Manah Eva Karanam – Pikiran sebagai Penentu Kesucian dan Pencemaran Jiwa: Suatu Tinjauan Filosofis Berdasarkan Ajaran Sanatana Dharma.
Oleh: I Gede Sugata Yadnya Manuaba
Abstrak:
Manusia dianugerahi kapasitas spiritual dan intelektual untuk menciptakan lingkungan yang suci ataupun tercemar. Ruang kehidupan yang harmonis dapat terwujud melalui cinta kasih, kepedulian, dan kerja sama. Namun, ruang tersebut juga dapat tercemar oleh konflik, iri hati, ketakutan, dan hasrat kekuasaan. Artikel ini mengulas ajaran Veda yang menjelaskan bahwa pikiran adalah sumber utama dari kemurnian maupun kekotoran jiwa. Melalui pendekatan filosofis dan spiritual Sanatana Dharma, kita diajak untuk merenungkan dan mengendalikan pikiran demi menciptakan tempat tinggal yang suci dan damai.
---
Pendahuluan:
Kemanusiaan memiliki kemampuan luar biasa untuk menciptakan dunia di mana cinta kasih, tolong-menolong, dan keselarasan bisa tumbuh subur.
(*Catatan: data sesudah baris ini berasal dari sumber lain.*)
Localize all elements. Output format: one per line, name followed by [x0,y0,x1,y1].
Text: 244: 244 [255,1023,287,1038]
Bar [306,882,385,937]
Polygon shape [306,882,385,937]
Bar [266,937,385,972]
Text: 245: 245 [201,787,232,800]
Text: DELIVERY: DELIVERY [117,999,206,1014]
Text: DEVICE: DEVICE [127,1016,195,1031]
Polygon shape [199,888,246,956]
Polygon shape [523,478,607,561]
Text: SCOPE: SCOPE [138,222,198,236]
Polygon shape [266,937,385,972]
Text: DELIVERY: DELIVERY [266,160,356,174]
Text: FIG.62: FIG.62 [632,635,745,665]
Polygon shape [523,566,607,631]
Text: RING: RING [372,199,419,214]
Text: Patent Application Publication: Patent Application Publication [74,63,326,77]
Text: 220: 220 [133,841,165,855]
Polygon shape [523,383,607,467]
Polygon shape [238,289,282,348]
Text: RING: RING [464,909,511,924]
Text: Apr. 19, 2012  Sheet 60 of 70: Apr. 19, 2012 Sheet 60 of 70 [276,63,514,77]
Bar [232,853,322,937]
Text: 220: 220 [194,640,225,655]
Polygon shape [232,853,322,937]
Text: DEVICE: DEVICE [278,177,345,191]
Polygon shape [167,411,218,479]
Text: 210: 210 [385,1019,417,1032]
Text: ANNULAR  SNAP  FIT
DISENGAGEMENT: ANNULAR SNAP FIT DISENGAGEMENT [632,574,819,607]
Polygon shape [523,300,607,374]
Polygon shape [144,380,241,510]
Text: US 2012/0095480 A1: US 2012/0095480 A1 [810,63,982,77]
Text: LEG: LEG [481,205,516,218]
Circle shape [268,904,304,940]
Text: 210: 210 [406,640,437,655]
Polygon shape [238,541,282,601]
Sebaliknya, manusia pun dapat membentuk dunia yang dipenuhi perselisihan dan penderitaan, ketika pikiran tidak dikendalikan. Dalam filsafat Hindu, terutama melalui ajaran Upanishad dan Bhagavad Gita, ditegaskan bahwa manah (pikiran) adalah faktor kunci yang menentukan arah kehidupan—menuju pencerahan atau kehancuran.
---
Kutipan Sloka:
सर्वं मनः कृतं लोके, मन एव सुखदुःखयोः।
सदैव शुद्धं वा पापं, मन एव हि कारणम्॥
Transliterasi:
Sarvaṁ manaḥ kṛtaṁ loke, mana eva sukha-duḥkhayoḥ.
Sadaiva śuddhaṁ vā pāpaṁ, mana eva hi kāraṇam.
Makna:
Segala sesuatu di dunia ini berasal dari pikiran; pikiranlah yang menyebabkan kebahagiaan dan penderitaan.
Kesucian maupun keburukan, keduanya bersumber dari pikiran; pikiran adalah penyebab utamanya.
---
Pembahasan:
Sloka di atas menggarisbawahi peran sentral pikiran dalam menciptakan realitas, baik secara individu maupun kolektif. Ketika pikiran diarahkan kepada cinta kasih, welas asih, dan pengendalian diri, maka terciptalah lingkungan yang suci dan damai. Sebaliknya, ketika pikiran dikotori oleh keserakahan, ketakutan, dan kemarahan, muncullah lingkungan yang penuh konflik dan kehancuran.
Dalam konteks ini, kita sebagai individu memiliki tanggung jawab moral dan spiritual untuk menjaga kebersihan pikiran. Pikiran yang bersih menciptakan keluarga yang harmonis, masyarakat yang damai, dan dunia yang penuh harapan. Sedangkan pikiran yang tercemar menghasilkan perselisihan, kecemburuan, dan kerusakan sosial.
---
Kesimpulan:
Kita memang memiliki kapasitas untuk membangun tempat yang suci—sebuah ruang di mana kasih sayang, perhatian, dan gotong royong menjadi fondasi utama. Namun, kapasitas itu juga bisa digunakan untuk menciptakan tempat yang tercemari oleh ego, kekuasaan, dan ketamakan. Dalam ajaran Sanatana Dharma, pikiran menjadi poros penentu arah perjalanan jiwa. Oleh karena itu, pengendalian pikiran melalui meditasi, introspeksi, dan pengabdian menjadi kunci utama untuk menciptakan dunia yang lebih suci dan damai.